Contrairement à « Janique Aimée », ce n’est pas une rupture mais plutôt le désir d’émancipation de Cécile, héroïne du feuilleton « Seule à Paris », qui déclenche l’action. Cependant, à l’image de l’héroïne du premier feuilleton cité, Cécile rejette le modèle féminin traditionnel : la femme au foyer, incarnée par sa mère. Elle quitte tout (sa famille, son petit-ami, sa ville…) pour s’émanciper à Paris où malgré les difficultés qu’elle rencontre, elle reste forte et autonome puisqu’elle refuse de demander de l’aide à ses parents. Concernant sa vie amoureuse, elle fréquente un jeune architecte qu’elle finit par quitter suite à sa vision trop traditionnelle du couple. On voit ici que l’héroïne n’est pas prête à abandonner ses convictions et valeurs quitte à renoncer à l’amour. Elle finira néanmoins par trouver l’amour avec un homme, le seul qui respecte ses choix, qui ne va pas à l’encontre de son ambition et qui n’empiète pas sur sa vie professionnelle. Ainsi, ce feuilleton illustre parfaitement l’une des préoccupations féministes de l’époque : être libre, autonome, pouvoir travailler mais surtout avoir des relations égalitaires avec les garçons. Néanmoins, le feuilleton a ses limites, puisqu’il émet une incompatibilité entre ambitions professionnelles et bonheur conjugal. De plus, à l’image de la « vielle fille aigrie et malheureuse » ou de « la jeune femme seule et malheureuse », le célibat féminin est montré comme une menace pour les femmes indépendantes et autonome. De plus, la fin du feuilleton est contradictoire à la philosophie de Cécile puisqu’elle qui a toujours privilégié son travail plutôt que sa vie sentimentale, refuse un contrat pour ne pas perdre son fiancé. Taline Karamanoukian, l’auteure de cet article analyse la scène de fin du feuilleton qui montre bien que la perspective de son avenir professionnelle est évacué pour laisser place à celle du mariage, puisqu’on peut voir les deux amoureux vêtue pour Cécile de blanc et pour son homme de noir ce qui n’est pas sans rappeler les couleurs du mariage.
Ceci montre donc toute l’ambivalence de ces feuilletons qui doivent se fixer certaines limites dues au contexte social et au public. Cependant dans « seule à paris » comme dans « Janique Aimée », on peut retrouver une héroïne qui fait ses proches choix et s’amuse début à la fin faisant passer son désir d’émancipation en premier lieu.
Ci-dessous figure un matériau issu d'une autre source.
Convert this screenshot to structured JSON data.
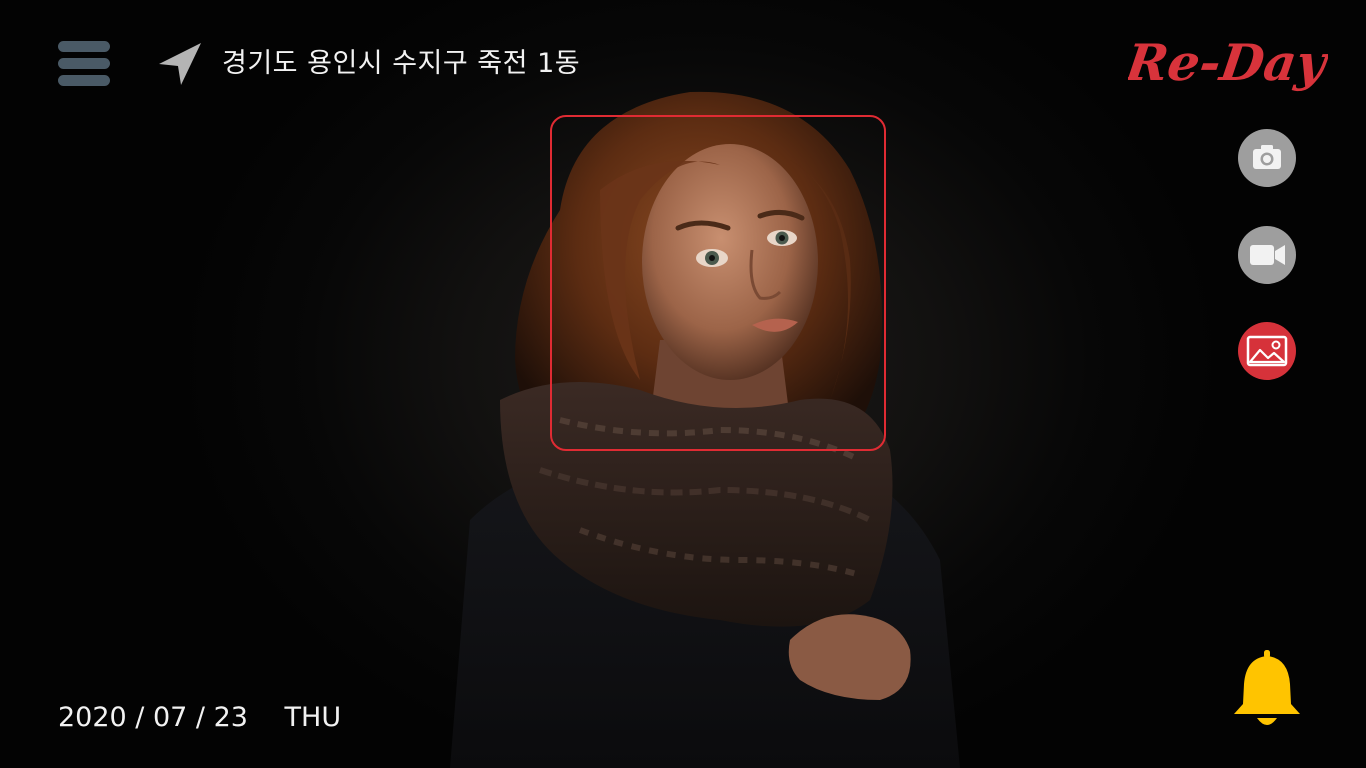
{
  "header": {
    "menu_icon": "hamburger-menu-icon",
    "location_icon": "navigation-arrow-icon",
    "location_text": "경기도 용인시 수지구 죽전 1동",
    "logo_text": "Re-Day",
    "logo_color": "#d8333b"
  },
  "side_buttons": [
    {
      "name": "camera",
      "icon": "camera-icon",
      "color": "#9e9e9e"
    },
    {
      "name": "video",
      "icon": "video-camera-icon",
      "color": "#9e9e9e"
    },
    {
      "name": "gallery",
      "icon": "image-gallery-icon",
      "color": "#d6323a",
      "active": true
    }
  ],
  "face_detection": {
    "frame_color": "#e02b33"
  },
  "footer": {
    "date": "2020 / 07 / 23",
    "weekday": "THU",
    "bell_icon": "notification-bell-icon",
    "bell_color": "#ffc400"
  }
}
- Les feuilletons didactiques
Les feuilletons didactiques ont une double fonction puisqu’ils ont pour objectif d’instruire le public mais ils se doivent également de le divertir, notamment en lui faisant découvrir un milieu social ou professionnel et en le sensibilisant à certains fléaux de la société tels que la condition féminine de l’époque. Dans ces feuilletons, on suit une héroïne qui a entre 25 et 30 ans et dont les aventures, contrairement aux héroïnes des récits d’apprentissages, sont avant tout axées sur son métier. Par ailleurs ses héroïnes, ont souvent un métier qui vient apporter la modernité dans un village, une province reculée. Même si ces feuilletons visent à apporter une autre image de la femme de l’époque, notamment en mettant en avant des femmes qui s’épanouissent et réussissent à des postes encore majoritairement masculins ou non connotés féminins, ils restent néanmoins beaucoup trop contradictoires. En effet, dans ces feuilletons, les métiers qu’occupent ses femmes, n’ont pas une visée émancipatoire mais ils sont présentés comme une mission civilisatrice, modernisatrice qu’elles servent. Ainsi, elles se retrouvent instrumentalisées. L’auteure de l’article prend les exemples suivants : « Cécilia, médecin de campagne » (1966), « Sylvie des trois ormes »(1967), « Valérie et l’aventure »(1968). « Cécilia, médecin de campagne » qui est à l’origine un feuilleton radiophonique a du faire des concessions en passant à la télé. En effet, comme stipulé précédemment, on voit que sa vie sentimentale est relayé au second plan pour pouvoir mettre l’accent essentiellement sur sa mission de médecin venant apporter la médecine moderne et garantir les normes de propreté aux villageois. Ainsi, ses nombreuses aventures sentimentales qu’on retrouvait à la radio, sont quasi-inexistantes à la télé. Dans ce feuilleton, on remarque que Cécilia s’oppose aux villageoises qui sont contre son projet de modernisation. Ici, elle représente une « France moderne » qui combat une France « sale et arriérée ». « Cecilia, médecin de campagne » apparait comme un feuilleton misogyne et classiciste à l’égard du monde dans la mesure où l’héroïne érigé en femme moderne et émancipée sert à dévalorisé la paysanne montré comme repoussoir et à la fois faire-valoir cette dernière, s’écartant de la réalité sociale lui occultant son rôle actif dans le processus de modernisation de la vie rurale depuis les années 50.